My family moved towns during my high school career, between freshman and sophomore years. For me, art was my rock and my constant that helped me transition and find my place in a new school. My art teachers of three years at my second school had high expectations for me. I moved in late as a sophomore and registered late, so ended up in the senior advanced 2D class my first semester. It was in this class I discovered my love for printmaking. I was a responsible, fairly focused high school student. I worked hard to create quality art, was heavily involved in activities and leadership roles in and out of the classroom. By my senior year I had taken so many classes that I had two periods a day for "senior study" in the art room which consisted of sitting in on classes and working independently on my own projects. My biggest fears for teaching secondary art involve dealing with students that sat across from in my drawing class junior year; students who were unmotivated and did not care about their education or future.
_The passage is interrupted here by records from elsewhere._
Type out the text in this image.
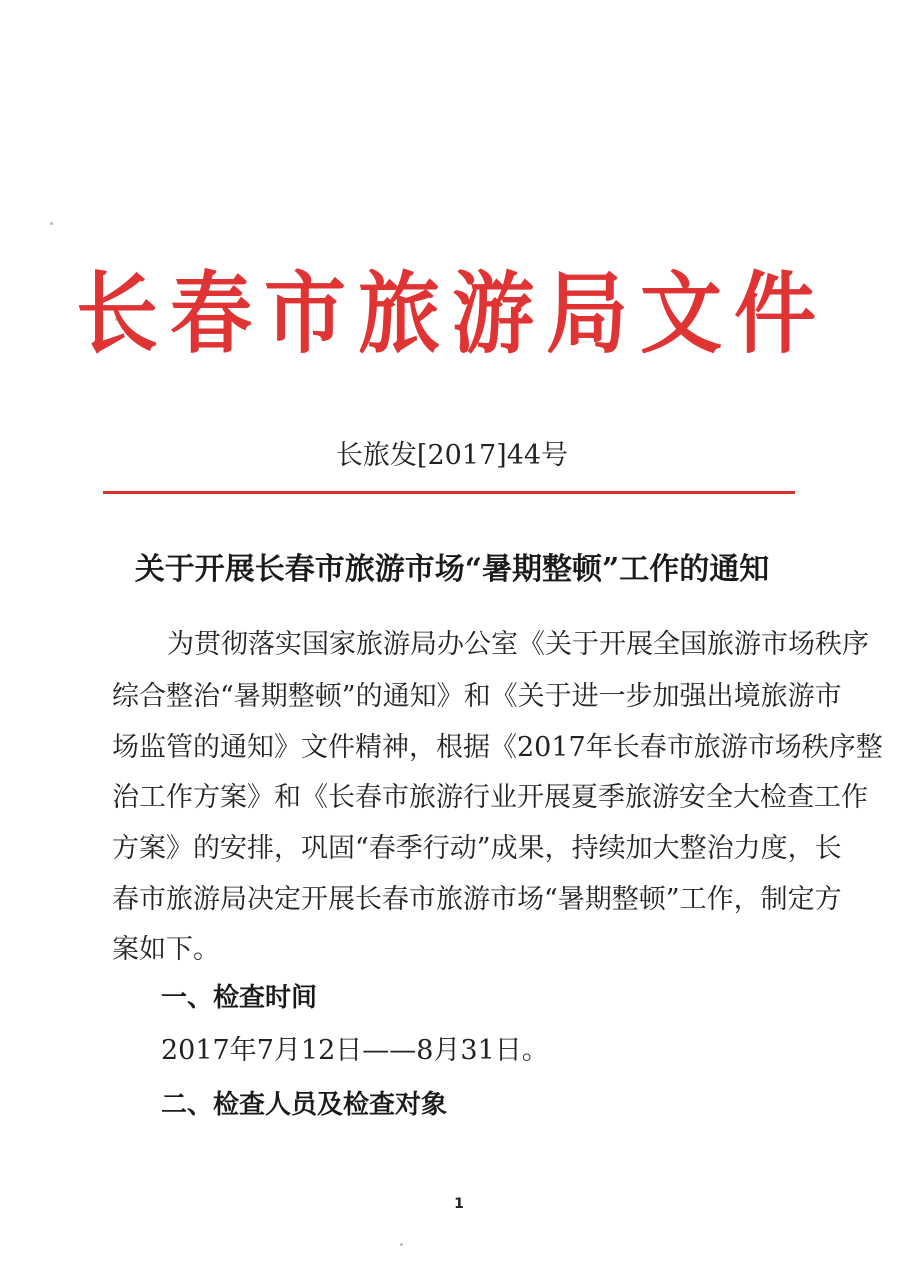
长春市旅游局文件
长旅发[2017]44号
关于开展长春市旅游市场“暑期整顿”工作的通知
为贯彻落实国家旅游局办公室《关于开展全国旅游市场秩序
综合整治“暑期整顿”的通知》和《关于进一步加强出境旅游市
场监管的通知》文件精神，根据《2017年长春市旅游市场秩序整
治工作方案》和《长春市旅游行业开展夏季旅游安全大检查工作
方案》的安排，巩固“春季行动”成果，持续加大整治力度，长
春市旅游局决定开展长春市旅游市场“暑期整顿”工作，制定方
案如下。
一、检查时间
2017年7月12日——8月31日。
二、检查人员及检查对象
1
I wonder how I will combat apathy in the art room; and how I will build a program that dispels the stereotype that art classes are "easy A's". I think I will learn a great deal from my future students, though it is hard to tell just what until I am in the moment working along side them. I am excited to find streams of passion and interests in my students; and to help them dream of the future and how art will play a role in their life. I am excited at the prospect of traveling abroad to teach and continuing to learn about art in other cultures and to spread an appreciation for the power art has.

Artwork above was created fall 2009; examples of my prints and stationary sets. My art currently deals with organic plant-like forms and the print at the bottom is entitled Bitter Beauty; to this day I personally use art to work through everyday emotional,mental,social issues I encounter; as my therapy.